According to a meeting agenda report, the request was made by McClure Engineering Company on behalf of the city. It included requests for facilities that would help operate and support a farmers market in the park, including office space for the Columbia Center for Urban Agriculture and outdoor classrooms.
The farmers market would use about 35,000 square feet of the northern portion of the total 17.21 acres of property, located next to the Columbia Activity and Recreation Center at Ash Street and Clinkscales Road. The market venue will include space for 66 vendors and will be built in phases, according to the report.
The plan allows for agriculture growth on the site of the property for things such as fruit and vegetable production and nut production trees.
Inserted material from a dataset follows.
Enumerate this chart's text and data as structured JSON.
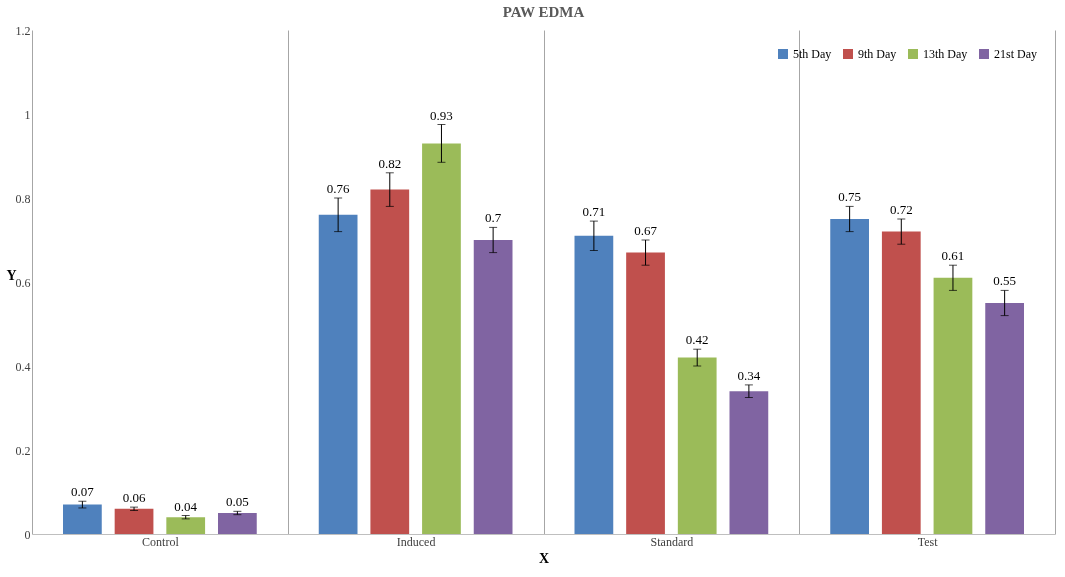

The plan would also include "extensive pedestrian connectivity throughout the site, connecting different areas within the site to the public sidewalk via trails," the report said.
"Having a dedicated place for the farmers market has been a long time coming," said Shane Creech, Columbia Building and Site Development manager. "The farmers markets been pretty popular in Columbia, so I would assume having a permanent location would only enhance that."
Creech said the construction of the park will also allow for the city to have another place to hold events, as the space will be under the Columbia Parks and Recreation department.
The plan was approved unanimously by the commission on Thursday, after receiving a grant from the Outdoor Recreation Legacy Partnership program and being denied funding by the Convention and Visitors Advisory Board in July.
Creech explained that approval by the Planning and Zoning Commission means that McClure Engineering has been granted permission to move forward with the project. He said the company has not yet developed a full construction plan, but Columbia Park Services manager Gabe Huffington previously told the Missourian that construction on the project is expected to begin later this fall.